GÖÇÜ YASAKLADILAR MI?
Göçün yasaklandığı iddiaları Suriye'nin Kürt bölgesinden komşu
ülkelere göçün yasaklandığına ilişkin iddiaların hatırlatılması
üzerine PYD Başkanı, ''Yasaklanması değil de son dalganın düzensiz
bir şekilde güneye geçmesinden rahatsız olduk. Güney yönetimi de
rahatsız oldu. Çok hazırlıksız yakalandık. Bir anda 5-10 bin
kişinin birden geçmesi... Onun için bunu bir düzene sokmak istedik.
Rojava'yı boşaltmaktan ziyade geçişlerin düzenli olması için
tedbirler alındı'' ifadelerini kullandı.
TÜRKLERİN DOSTLUĞU DA DÜŞMANLIĞI DA ÖNEMLİ
Türkiye'nin gerek dostluğu gerekse düşmanlığının çok önemli
olduğunu vurgulayan Müslim, "Biz Kürtler Suriye'nin geleceğinde yer
almak istediğimiz için Türkiye'yi görmezden gelemiyoruz" dedi.
Türkiye'nin bu konudaki politikasını gözden geçirdiğini ileri süren
Müslim, şunları söyledi: "Ne kadar yanlışlık ya da hata olursa
olsun, en azından güven sağlamak için, görüşmelerin devam etmesini
istiyoruz. Birikimle gelen güvensizliği gidermek zaman ister. Biz
gerçekten çaba sarfediyoruz ve buna devam etmeye hazırız.

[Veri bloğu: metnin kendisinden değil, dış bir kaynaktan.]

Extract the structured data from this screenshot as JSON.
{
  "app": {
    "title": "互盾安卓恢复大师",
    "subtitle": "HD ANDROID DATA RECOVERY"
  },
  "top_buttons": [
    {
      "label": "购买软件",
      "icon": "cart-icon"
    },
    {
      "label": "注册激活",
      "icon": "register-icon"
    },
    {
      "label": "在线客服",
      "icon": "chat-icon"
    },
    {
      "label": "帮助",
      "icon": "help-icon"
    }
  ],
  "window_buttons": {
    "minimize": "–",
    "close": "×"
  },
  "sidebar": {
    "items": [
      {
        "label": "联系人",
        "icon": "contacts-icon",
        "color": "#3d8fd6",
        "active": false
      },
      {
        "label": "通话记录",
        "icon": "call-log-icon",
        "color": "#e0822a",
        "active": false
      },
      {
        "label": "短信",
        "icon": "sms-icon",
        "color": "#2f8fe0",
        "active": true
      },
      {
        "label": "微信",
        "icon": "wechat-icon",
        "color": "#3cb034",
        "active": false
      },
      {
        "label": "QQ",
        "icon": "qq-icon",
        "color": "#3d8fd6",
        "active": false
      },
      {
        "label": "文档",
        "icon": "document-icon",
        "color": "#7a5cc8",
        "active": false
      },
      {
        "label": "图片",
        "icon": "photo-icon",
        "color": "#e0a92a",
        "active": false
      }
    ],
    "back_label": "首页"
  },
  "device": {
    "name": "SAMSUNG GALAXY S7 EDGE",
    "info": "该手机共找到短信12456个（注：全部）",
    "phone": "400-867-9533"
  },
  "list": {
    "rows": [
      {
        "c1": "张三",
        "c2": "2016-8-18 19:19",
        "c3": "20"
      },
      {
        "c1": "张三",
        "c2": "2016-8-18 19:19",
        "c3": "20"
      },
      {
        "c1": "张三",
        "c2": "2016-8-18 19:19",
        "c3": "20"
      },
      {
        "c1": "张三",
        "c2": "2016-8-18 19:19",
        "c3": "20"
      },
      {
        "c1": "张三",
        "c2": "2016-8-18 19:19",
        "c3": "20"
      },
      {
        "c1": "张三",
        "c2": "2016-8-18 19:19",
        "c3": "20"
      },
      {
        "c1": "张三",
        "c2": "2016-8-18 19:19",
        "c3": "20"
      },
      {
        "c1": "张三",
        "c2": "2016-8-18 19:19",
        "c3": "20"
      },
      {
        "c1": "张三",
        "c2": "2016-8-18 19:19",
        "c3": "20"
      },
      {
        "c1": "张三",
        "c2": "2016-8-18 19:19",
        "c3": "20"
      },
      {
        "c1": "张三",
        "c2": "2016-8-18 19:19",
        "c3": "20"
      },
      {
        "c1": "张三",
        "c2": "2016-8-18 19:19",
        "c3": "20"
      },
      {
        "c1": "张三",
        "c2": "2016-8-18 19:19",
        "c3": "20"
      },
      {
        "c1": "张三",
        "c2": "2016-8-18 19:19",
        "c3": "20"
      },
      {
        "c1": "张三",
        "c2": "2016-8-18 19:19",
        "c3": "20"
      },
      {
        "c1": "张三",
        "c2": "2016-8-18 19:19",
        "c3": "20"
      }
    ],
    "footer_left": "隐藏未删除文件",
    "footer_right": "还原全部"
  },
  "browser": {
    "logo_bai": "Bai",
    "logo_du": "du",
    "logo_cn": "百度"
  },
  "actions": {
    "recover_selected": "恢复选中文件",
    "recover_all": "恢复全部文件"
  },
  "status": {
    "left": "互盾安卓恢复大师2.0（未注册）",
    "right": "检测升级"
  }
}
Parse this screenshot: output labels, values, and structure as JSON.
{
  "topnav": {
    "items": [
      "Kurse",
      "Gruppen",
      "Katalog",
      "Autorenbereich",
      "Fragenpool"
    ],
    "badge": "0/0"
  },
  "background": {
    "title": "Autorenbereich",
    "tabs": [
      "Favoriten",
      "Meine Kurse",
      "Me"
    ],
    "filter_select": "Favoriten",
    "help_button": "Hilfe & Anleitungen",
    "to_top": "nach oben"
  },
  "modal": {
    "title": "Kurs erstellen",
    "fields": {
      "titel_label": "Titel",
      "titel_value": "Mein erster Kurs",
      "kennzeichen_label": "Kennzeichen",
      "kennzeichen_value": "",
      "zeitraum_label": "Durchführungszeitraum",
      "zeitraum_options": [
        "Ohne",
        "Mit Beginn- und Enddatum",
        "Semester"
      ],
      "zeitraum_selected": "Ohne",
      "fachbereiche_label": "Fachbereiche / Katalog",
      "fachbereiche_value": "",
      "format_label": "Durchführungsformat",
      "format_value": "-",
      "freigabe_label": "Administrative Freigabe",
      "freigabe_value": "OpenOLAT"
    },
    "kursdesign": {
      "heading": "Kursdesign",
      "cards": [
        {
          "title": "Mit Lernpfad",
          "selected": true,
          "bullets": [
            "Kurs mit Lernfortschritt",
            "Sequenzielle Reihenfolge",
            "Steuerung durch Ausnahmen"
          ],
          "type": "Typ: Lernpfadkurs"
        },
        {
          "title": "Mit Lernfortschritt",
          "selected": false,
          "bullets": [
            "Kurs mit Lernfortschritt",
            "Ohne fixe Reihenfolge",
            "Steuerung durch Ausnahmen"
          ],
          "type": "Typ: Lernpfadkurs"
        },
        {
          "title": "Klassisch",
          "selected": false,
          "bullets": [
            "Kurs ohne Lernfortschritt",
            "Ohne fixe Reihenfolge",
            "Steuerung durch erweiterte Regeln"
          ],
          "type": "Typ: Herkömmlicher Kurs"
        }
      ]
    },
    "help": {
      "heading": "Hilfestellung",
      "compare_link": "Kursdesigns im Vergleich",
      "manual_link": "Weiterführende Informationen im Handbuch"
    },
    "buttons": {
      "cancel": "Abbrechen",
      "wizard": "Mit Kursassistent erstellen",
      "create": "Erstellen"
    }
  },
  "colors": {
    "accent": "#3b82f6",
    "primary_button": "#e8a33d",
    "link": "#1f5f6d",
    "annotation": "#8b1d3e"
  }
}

Türkiye'nin de aynı çabayı sarfetmesini isteriz. 900 kilometrelik
bir sınırdan bahsediyoruz ve iki tarafında da Kürtler var. İstikrar
en fazla bizi ilgilendirir. O tarafta da bu tarafta da ezilenler
bizimdir. Hiçbir bakımdan Türk halkıyla sorunumuz olmamıştır.